Boy band svengali and convicted fraudster Lou Pearlman getting the biopic treatment

Boy band svengali and convicted fraudster Lou Pearlman getting the biopic treatment
Photo: Mark Weiss

Lou Pearlman ignobly died in prison while serving 25 years for his role in a far-ranging Ponzi scheme, but the one-time svengali’s influence is still being felt in modern music. As the architect behind boy bands like Backstreet Boys and N’Sync, Pearlman helped pave the way for our pop-forward culture, even as he screwed many of his acts of the money they were due. Before he got involved in music, though, he was an awkward kid in New York and, as an adult, a similarly shady blimp salesman.

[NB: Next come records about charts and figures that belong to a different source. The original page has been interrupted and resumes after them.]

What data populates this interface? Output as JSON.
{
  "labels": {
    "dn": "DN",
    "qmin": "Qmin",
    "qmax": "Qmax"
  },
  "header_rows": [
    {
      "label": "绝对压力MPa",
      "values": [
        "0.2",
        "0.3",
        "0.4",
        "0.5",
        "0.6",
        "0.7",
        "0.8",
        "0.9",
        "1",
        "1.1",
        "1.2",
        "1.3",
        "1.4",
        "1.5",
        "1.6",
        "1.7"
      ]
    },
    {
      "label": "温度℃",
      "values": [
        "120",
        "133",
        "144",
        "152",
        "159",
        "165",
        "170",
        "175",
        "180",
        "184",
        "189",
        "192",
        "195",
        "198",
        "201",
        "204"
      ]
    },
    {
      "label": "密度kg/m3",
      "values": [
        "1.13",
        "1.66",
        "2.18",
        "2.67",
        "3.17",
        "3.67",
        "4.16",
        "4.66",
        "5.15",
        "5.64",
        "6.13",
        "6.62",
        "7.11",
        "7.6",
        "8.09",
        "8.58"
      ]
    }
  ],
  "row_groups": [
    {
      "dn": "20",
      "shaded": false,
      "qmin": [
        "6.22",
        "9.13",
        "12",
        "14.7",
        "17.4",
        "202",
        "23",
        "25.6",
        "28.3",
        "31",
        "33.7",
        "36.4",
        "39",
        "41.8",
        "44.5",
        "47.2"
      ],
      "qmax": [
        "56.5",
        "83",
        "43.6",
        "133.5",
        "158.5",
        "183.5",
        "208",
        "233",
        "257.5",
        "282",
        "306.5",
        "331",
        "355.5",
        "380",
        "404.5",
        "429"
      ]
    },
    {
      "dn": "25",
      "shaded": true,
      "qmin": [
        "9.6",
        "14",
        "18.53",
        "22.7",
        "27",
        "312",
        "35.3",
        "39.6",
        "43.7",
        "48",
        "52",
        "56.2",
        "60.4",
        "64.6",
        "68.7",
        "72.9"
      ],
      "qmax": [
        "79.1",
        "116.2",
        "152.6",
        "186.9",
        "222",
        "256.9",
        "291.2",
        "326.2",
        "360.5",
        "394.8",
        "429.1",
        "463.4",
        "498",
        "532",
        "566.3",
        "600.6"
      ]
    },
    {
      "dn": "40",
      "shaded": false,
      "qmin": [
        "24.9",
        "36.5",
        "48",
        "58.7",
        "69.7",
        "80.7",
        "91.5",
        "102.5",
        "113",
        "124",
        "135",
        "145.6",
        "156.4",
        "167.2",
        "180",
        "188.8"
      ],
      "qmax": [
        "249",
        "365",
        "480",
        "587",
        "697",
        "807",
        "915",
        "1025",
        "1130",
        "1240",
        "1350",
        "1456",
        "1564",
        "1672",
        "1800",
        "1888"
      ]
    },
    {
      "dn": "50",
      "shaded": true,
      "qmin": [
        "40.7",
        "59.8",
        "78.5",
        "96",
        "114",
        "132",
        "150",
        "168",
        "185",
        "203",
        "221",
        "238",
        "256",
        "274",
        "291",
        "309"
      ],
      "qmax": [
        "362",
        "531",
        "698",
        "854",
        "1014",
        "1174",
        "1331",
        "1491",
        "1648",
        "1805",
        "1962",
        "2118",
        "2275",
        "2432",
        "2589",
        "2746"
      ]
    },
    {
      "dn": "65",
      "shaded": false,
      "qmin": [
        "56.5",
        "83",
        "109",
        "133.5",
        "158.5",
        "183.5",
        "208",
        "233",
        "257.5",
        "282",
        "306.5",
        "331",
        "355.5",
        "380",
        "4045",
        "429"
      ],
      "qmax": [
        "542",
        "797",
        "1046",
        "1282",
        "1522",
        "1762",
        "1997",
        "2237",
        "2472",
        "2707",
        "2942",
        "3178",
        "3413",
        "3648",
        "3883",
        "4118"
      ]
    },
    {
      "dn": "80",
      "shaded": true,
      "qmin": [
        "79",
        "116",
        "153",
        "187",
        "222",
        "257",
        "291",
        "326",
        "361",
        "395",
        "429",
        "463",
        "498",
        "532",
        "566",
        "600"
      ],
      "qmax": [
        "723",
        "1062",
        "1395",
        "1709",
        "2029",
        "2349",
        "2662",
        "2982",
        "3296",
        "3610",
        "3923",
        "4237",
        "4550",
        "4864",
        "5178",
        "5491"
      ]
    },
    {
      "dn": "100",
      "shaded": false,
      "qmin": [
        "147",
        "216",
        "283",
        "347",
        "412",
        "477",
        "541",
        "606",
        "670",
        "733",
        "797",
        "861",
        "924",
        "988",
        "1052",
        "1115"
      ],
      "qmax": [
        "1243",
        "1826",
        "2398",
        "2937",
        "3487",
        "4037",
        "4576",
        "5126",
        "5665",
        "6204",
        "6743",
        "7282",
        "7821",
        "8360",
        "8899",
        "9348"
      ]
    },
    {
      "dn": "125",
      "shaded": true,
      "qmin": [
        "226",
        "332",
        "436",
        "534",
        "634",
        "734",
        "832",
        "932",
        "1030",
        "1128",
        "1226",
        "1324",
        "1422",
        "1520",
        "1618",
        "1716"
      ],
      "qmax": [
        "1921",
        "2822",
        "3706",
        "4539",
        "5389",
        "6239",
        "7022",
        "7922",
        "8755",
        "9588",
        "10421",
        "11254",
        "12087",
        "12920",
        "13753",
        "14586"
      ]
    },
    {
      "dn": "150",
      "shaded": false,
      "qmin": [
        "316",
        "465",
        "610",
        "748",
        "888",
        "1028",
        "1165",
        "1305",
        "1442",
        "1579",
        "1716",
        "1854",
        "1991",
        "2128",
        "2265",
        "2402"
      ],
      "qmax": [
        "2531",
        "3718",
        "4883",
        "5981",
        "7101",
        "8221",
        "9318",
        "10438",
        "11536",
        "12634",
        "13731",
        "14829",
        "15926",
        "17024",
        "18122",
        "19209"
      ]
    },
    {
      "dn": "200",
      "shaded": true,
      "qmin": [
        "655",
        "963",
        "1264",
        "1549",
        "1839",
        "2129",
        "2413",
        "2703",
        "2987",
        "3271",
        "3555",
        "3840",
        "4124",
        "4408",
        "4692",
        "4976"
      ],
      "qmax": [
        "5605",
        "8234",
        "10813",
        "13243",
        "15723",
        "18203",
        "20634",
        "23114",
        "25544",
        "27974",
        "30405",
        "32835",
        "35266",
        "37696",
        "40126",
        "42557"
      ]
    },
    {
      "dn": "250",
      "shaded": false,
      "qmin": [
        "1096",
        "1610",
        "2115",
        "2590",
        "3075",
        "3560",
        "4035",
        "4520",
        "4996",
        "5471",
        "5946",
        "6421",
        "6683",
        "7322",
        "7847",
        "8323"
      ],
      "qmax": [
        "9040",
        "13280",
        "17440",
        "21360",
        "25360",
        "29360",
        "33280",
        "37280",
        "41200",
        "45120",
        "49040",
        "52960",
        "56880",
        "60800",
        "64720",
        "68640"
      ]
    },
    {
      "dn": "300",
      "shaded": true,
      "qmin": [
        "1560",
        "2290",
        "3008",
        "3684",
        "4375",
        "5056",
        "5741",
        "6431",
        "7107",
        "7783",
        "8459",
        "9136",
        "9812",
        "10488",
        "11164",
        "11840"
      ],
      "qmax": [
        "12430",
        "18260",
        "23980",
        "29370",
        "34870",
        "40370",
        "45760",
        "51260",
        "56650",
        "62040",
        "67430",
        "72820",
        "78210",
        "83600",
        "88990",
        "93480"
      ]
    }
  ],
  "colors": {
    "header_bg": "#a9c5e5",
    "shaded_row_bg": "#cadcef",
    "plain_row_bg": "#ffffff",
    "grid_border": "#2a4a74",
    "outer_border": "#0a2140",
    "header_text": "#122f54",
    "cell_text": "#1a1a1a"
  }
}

All of this is detailed in The Boy Band Con, a YouTube documentary produced by former N’Sync member Lance Bass, but now, per Rolling Stone, Pearlman’s story will be getting the biopic treatment via a film now titled Transcon. Successful songwriters Desmond Child and Andreas Carlsson will serve as producers, as will Edward R. Pressman and Greg Basser, who are forming their take around a 2007 Vanity Fair feature about Pearlman, as well as Tyler Grey’s excellent 2009 book The Hit Charade: Lou Pearlman, Boy Bands, and the Biggest Ponzi Scheme in U.S. History.

“Lou Pearlman indisputably changed the course of popular music, and what he envisioned influenced the entertainment business as we know it today,” Pressman said in a statement. “However, while fascinating, Lou’s character was flawed and, having climbed to the top of an industry, he then unraveled in an unprecedented manner.”